Broken images as defiled knowledges of the telos of explication, the trash of theories and utopias long forgotten, defining life by the means of its controlling explanandum. “The capacity for informal practices outside these structural constraints, or for opposition via exit, appear limited and even potentially extensible from the structures themselves”[10]. Thus the wasteland grows. “Devastation is more unearthly than destruction. Destruction only sweeps aside all that has grown up or been built up so far; but devastation blocks all future growth and prevents all building. Devastation is more unearthly than mere destruction. Mere destruction sweeps aside all things including even nothingness, while devastation on the contrary establishes and spreads everything that blocks”[11].

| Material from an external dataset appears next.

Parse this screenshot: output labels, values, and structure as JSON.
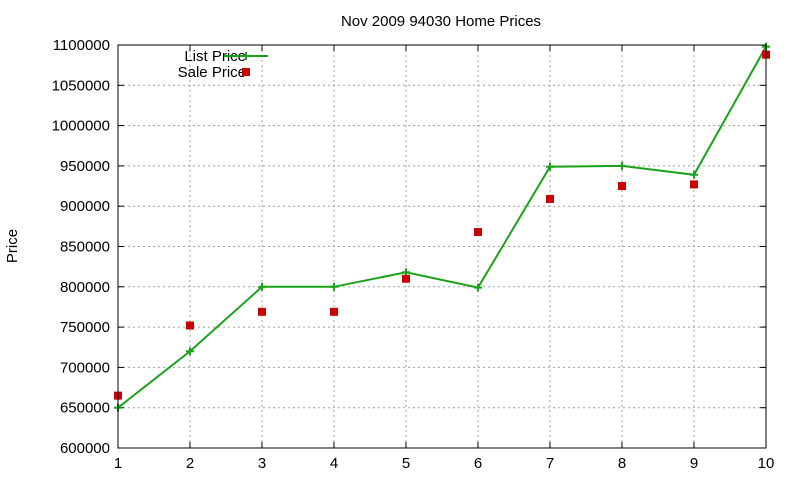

This devastation is ever-present, the blocking power of a will of chained knowledge, a modus ponens of logic defined by its internal dynamics of expansion. The will to power (and its expansion over life) is not limited to the great man of Zarathustrian patience. The wastelands have their own will, to delineate and hold authority over separate jurisdictions, petty suzerainties held by the desires of petty men (the parochial above the cosmopolitan, the committee above the network, the administrator above the innovator, bureaucratic tentacles enveloping deadening practices of cultural pastiche). Life is suffocated in the wasteland, searching for rocky promontories just for the chance of a temporary escape.

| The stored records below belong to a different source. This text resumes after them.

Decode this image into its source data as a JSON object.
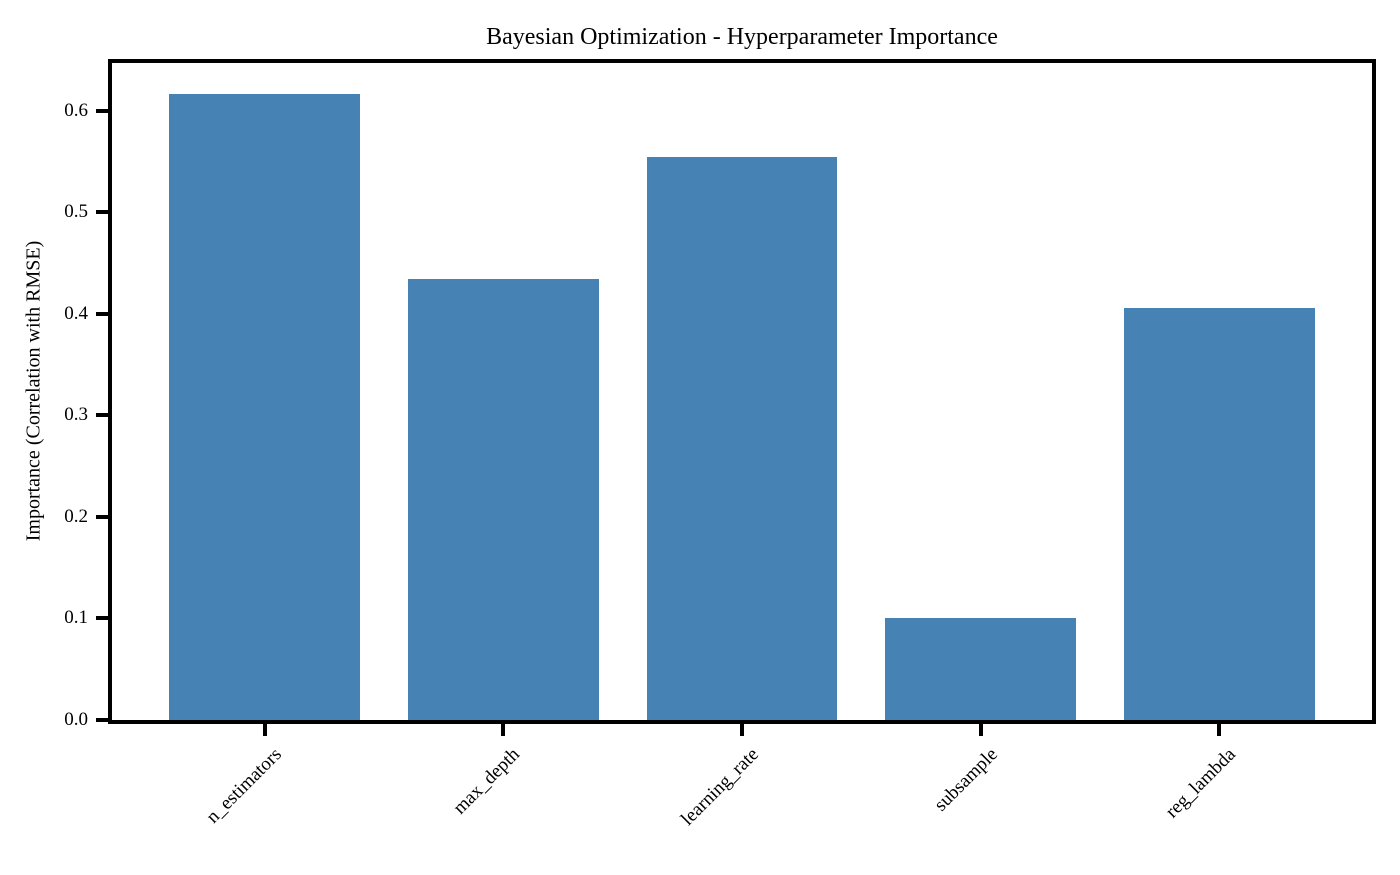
{
  "chart_data": {
    "type": "bar",
    "title": "Bayesian Optimization - Hyperparameter Importance",
    "ylabel": "Importance (Correlation with RMSE)",
    "xlabel": "",
    "categories": [
      "n_estimators",
      "max_depth",
      "learning_rate",
      "subsample",
      "reg_lambda"
    ],
    "values": [
      0.616,
      0.434,
      0.554,
      0.1,
      0.406
    ],
    "ylim": [
      0,
      0.647
    ],
    "ytick_labels": [
      "0.0",
      "0.1",
      "0.2",
      "0.3",
      "0.4",
      "0.5",
      "0.6"
    ],
    "xtick_rotation_deg": 45,
    "bar_color": "#4682b4",
    "axis_color": "#000000",
    "background_color": "#ffffff",
    "grid": false,
    "legend": null,
    "bar_width_fraction": 0.8,
    "x_margin_units": 0.64
  }
}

Freedom of will comes from the means to overcome and move beyond, freeing the spirit from the cloying parsimonies of simplicity within an overarching explanandum. “I am absolutely persuaded that I am nothing in this universe; yet I feel that mine is the only real existence. If I had to choose between the world and me, I would reject the world, its lights and laws, unafraid to glide alone in absolute nothingness”[12]. Life is the suffering of thought and feeling, sitting between the realms of peaceful nonexistence. To glide as a free spirit, disinterested and impartial, is the means to freedom of the will. Laws and convention will always have their dictation, their jurisdiction of petty sovereignty with men lining up to be willing sacrifices to this great Moloch. To sit in the reverence of thought, sipping at the godhead while refusing to walk through the wasteland. To become one with what remains of life, above the commands of dead moralities and into the deconstruction and remoulding of their corpses. “I would love a world of free forms and principles, a world of absolute indeterminacy”[13].


[1] Friedrich Nietzsche, Human, All Too Human

[2] Friedrich Nietzsche, Human, All Too Human

[3] Friedrich Nietzsche, The Will to Power

[4] Friedrich Nietzsche, Human, All Too Human

[5] Friedrich Nietzsche, Human, All Too Human

[6] Friedrich Nietzsche, Human, All Too Human

[7] Friedrich Nietzsche, Human, All Too Human

[8] Friedrich Nietzsche, Thus Spoke Zarathustra

[9] T.S. Eliot, The Waste Land and Other Poems

[10] https://collapsepatchworks.com/2021/02/21/unknown-unknowns/

[11] Martin Heidegger, What Is Called Thinking?